Governor: Top Prosecutor Would Be Fired If It Was Up to Me

NBC Connecticut

Gov. Ned Lamont said Thursday he would fire Connecticut’s top prosecutor — if he had the authority — for “ethical malfeasance,” a day after an independent report raised suspicions about the prosecutor’s hiring of a state budget official’s daughter.

The Democratic governor spoke about Chief State’s Attorney Richard Colangelo Jr. during an unrelated news conference.

“When it comes to Colangelo, I don’t hire him, I don’t fire him,” Lamont said. “But if I did, he’d be gone.”

A message seeking comment from Colangelo was left with his spokesperson Thursday. He has denied wrongdoing.

Also Thursday, the chairman of the state Criminal Justice Commission, which has the power to hire and fire chief state’s attorneys, issued a statement about the investigation and Colangelo.

“The findings in the report are quite startling and raise profoundly serious questions about whether the Chief State’s Attorney can continue to discharge the duties of the constitutional office he holds,” the chairman, Associate Connecticut Supreme Court Justice Andrew McDonald, wrote.

The commission is asking Attorney General William Tong’s office for advice on the due process that would be needed if it holds a hearing on whether to remove Colangelo, McDonald said, adding no chief state’s attorney has ever been fired.

In his comments, Lamont also said, “I have zero tolerance for this kind of ethical malfeasance and the deputy of OPM was gone very soon.”

Lamont referred to the former deputy secretary of the Office of Policy and Management, Konstantinos Diamantis, whose daughter’s hiring by Colangelo in 2020 spurred the independent investigation. The report said Colangelo hired Diamantis’ daughter while lobbying OPM officials, including Diamantis, for pay raises for prosecutors in his office.

Diamantis was placed on paid leave in October for what officials called “alleged misconduct,” and he submitted a letter of resignation and retirement the same day.

Lamont has referred the factual findings of the independent investigation led by former Connecticut U.S. Attorney Stanley Twardy Jr. to state ethics officials and the Criminal Justice Commission. The investigation report was released Wednesday.

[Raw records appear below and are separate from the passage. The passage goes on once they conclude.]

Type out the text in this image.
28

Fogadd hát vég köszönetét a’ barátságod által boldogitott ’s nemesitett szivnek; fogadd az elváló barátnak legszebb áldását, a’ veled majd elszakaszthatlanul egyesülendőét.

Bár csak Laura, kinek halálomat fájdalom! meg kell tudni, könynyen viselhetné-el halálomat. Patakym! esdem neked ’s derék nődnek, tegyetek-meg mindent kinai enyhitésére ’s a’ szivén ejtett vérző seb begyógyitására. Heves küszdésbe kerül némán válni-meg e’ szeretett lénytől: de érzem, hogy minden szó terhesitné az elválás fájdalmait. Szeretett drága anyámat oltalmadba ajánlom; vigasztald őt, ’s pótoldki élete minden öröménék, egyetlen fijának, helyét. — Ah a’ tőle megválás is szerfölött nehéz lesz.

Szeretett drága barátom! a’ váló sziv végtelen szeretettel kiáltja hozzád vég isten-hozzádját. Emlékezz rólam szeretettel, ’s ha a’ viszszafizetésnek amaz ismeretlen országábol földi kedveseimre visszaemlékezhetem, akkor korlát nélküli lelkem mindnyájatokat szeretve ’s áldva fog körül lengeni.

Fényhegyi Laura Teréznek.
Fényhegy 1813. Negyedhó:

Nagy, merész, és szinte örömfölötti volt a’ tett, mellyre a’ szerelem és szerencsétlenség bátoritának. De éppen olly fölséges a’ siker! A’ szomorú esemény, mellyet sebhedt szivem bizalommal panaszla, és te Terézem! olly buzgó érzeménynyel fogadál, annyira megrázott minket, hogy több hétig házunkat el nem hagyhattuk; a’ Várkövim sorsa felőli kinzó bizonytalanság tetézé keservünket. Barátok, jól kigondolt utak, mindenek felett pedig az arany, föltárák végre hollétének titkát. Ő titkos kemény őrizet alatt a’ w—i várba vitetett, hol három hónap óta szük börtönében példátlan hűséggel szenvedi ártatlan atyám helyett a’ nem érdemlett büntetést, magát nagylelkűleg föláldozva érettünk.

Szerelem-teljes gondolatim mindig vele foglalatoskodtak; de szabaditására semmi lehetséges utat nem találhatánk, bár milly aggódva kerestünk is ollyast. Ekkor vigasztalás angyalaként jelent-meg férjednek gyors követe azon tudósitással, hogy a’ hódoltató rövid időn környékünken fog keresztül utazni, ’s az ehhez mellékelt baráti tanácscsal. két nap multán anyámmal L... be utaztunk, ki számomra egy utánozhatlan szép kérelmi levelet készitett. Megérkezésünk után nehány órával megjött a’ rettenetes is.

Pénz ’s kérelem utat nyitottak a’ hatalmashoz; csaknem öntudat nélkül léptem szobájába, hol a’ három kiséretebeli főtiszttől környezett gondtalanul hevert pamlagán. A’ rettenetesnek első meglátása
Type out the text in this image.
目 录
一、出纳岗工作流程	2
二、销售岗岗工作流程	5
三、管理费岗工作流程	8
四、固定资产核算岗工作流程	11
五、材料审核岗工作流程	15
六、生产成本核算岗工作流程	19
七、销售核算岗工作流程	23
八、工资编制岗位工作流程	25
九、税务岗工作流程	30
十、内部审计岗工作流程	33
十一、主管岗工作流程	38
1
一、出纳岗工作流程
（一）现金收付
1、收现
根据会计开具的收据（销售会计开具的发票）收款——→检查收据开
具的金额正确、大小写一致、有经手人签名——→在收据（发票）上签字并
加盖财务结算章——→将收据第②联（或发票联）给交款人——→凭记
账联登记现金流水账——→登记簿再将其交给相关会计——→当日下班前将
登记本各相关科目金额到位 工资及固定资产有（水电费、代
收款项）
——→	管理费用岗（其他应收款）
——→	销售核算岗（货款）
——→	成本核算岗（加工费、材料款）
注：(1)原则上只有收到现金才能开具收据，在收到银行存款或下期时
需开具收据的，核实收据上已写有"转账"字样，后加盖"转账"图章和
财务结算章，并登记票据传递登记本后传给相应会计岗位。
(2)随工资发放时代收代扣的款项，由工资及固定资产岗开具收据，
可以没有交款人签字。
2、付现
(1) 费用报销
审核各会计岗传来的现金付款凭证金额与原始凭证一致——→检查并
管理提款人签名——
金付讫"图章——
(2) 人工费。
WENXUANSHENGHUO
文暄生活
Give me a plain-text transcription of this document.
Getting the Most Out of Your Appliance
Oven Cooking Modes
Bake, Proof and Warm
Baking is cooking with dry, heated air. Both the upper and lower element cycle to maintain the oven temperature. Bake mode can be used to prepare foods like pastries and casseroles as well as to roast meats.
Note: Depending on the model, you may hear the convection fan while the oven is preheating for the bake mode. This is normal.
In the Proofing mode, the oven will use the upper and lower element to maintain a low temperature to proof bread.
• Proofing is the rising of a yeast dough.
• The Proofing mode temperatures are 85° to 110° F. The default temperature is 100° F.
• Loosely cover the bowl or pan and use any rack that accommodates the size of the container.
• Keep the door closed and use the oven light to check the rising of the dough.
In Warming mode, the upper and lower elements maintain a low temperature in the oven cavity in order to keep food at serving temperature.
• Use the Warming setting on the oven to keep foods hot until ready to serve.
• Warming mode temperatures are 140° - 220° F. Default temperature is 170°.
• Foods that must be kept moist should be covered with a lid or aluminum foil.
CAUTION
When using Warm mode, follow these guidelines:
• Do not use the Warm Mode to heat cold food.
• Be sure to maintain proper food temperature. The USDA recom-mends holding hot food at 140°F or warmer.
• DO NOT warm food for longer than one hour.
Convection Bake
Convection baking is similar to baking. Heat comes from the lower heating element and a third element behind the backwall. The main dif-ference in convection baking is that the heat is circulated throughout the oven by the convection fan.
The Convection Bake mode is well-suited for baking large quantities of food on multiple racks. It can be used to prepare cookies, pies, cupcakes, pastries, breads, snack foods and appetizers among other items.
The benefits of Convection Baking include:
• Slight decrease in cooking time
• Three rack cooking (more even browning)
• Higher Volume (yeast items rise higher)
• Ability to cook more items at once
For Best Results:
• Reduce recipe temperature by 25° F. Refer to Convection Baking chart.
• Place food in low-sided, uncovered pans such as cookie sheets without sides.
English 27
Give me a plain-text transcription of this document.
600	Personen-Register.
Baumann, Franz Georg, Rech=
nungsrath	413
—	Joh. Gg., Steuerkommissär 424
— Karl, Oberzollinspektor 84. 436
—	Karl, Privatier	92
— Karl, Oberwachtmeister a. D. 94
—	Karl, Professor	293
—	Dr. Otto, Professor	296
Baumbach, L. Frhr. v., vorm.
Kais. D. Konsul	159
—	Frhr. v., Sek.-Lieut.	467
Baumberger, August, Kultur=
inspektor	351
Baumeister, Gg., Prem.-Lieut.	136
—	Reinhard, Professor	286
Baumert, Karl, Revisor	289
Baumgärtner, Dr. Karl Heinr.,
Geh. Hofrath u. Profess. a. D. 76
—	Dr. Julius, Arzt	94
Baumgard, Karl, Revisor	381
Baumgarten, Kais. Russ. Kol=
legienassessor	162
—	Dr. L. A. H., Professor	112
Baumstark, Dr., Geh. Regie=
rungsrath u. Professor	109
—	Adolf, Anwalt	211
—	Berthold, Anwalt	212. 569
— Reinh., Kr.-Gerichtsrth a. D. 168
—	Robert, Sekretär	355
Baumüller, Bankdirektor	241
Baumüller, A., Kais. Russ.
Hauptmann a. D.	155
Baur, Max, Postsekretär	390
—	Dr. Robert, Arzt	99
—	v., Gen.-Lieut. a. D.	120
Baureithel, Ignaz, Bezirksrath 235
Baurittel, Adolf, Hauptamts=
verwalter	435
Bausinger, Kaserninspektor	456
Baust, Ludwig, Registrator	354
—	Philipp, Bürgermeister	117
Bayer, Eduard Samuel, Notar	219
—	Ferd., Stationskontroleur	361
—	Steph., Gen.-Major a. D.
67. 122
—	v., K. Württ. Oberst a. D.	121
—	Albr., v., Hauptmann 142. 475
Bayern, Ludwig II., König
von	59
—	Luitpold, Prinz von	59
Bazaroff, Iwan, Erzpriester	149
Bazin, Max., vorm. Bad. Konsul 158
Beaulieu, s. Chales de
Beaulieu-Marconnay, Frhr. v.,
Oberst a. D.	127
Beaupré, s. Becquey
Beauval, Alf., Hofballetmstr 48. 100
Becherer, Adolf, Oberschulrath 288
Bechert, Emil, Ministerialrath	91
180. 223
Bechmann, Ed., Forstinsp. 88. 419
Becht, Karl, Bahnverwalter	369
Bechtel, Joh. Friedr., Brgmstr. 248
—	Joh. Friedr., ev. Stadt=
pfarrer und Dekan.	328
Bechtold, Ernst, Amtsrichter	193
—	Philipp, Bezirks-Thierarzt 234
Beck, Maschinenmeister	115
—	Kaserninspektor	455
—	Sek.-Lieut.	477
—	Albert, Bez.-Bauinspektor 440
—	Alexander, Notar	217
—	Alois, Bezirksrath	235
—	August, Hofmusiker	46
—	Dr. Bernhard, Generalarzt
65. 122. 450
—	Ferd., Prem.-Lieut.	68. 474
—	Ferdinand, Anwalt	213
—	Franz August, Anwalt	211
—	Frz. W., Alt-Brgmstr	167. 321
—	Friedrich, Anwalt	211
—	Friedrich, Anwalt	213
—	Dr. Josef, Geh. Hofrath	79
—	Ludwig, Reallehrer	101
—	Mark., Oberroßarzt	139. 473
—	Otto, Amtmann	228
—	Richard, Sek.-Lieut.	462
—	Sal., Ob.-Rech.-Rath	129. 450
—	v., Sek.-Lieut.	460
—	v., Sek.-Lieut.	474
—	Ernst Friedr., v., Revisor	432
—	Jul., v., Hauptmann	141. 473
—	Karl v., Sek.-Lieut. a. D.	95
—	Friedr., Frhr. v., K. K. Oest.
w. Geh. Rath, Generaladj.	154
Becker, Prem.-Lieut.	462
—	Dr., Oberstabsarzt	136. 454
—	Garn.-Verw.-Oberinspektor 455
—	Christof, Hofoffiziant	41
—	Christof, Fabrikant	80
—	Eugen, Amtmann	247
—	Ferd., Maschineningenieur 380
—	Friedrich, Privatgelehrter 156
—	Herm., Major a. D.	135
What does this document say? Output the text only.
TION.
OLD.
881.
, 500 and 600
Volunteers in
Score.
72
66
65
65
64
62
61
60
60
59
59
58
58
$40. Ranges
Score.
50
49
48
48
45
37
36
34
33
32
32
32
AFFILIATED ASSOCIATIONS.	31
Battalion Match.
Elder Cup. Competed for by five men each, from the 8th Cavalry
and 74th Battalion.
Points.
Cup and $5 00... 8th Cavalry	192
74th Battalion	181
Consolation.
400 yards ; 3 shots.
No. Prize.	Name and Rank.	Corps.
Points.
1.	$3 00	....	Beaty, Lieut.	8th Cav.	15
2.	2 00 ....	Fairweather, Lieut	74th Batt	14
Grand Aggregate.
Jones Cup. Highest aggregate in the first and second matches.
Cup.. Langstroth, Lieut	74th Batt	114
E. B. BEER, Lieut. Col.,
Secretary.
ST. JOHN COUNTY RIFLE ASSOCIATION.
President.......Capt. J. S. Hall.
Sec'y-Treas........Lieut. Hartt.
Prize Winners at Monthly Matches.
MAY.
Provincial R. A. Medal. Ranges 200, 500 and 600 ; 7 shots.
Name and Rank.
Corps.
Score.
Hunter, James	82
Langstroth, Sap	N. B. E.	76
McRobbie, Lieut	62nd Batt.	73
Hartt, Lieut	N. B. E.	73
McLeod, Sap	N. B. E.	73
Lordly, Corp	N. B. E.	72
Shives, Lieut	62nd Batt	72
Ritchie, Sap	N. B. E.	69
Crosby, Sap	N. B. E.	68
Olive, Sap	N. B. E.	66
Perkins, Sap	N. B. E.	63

Lamont’s office still has not released Twardy’s legal conclusions and recommendations, which were provided verbally, a Lamont spokesperson said.

Diamantis also has denied doing anything wrong. A message seeking comment was left for him Thursday.

Diamantis told The Associated Press on Wednesday that Twardy’s investigation found no wrongdoing and nothing in the report raised red flags about his daughter’s hiring, noting “the chief state’s attorney can hire by statute and the constitution anybody he chooses to effectuate his mission. That’s his choice.”

Diamantis said while he was at the Office of Policy and Management, Colangelo’s requests for pay raises were denied on different occasions.

Diamantis’ daughter, Anastasia Diamantis, did not return a message seeking comment.

Colangelo hired Anastasia Diamantis as an executive assistant in his office at a starting salary of $99,000, effective July 3, 2020. No one else was interviewed for the job.

Colangelo and Konstantinos Diamantis denied discussing a job for Anastasia Diamantis beforehand, Twardy’s report said.

But about a month before Anastasia Diamantis was hired, the report said, Colangelo sent her father an email that included descriptions of two jobs open in Colangelo’s office. Konstantinos Diamantis later forwarded the email to his daughter. The email did not contain any context for making Konstantinos Diamantis aware of the jobs, the investigation report said.

“However, the fact that Mr. Diamantis forwarded the e-mail to Anastasia despite no message in the body of the e-mail from Mr. Colangelo prompting him to do so suggests that Mr. Colangelo and Mr. Diamantis had discussed a job for Anastasia,” the report says.

The report also found that Colangelo, Konstantinos Diamantis and Anastasia Diamantis gave conflicting statements to certain questions by investigators that “cast doubt on the integrity of the circumstances surrounding Anastasia’s hiring.”

Konstantinos Diamantis is also being investigated by the FBI and a federal grand jury in connection with hundreds of millions of dollars in state spending on school construction projects and improvements to the state pier in New London, according to a federal subpoena that was publicly released on Wednesday. The subpoena is dated Oct. 20, eight days before Konstantinos Diamantis was put on leave and resigned.

Konstantinos Diamantis, a lawyer and former Democratic state representative, had overseen the state’s school construction funding program for the last six years of his state employment.

It’s not clear from the subpoena what exactly federal authorities are investigating. A spokesperson for the U.S. attorney’s office in Connecticut, which subpoenaed the state records, declined to comment.

The document was released by state officials Wednesday in response to requests by several Connecticut media organizations under Freedom of Information laws.

Diamantis declined to comment on the federal investigation Wednesday. He previously has said he believed he would be cleared of any wrongdoing.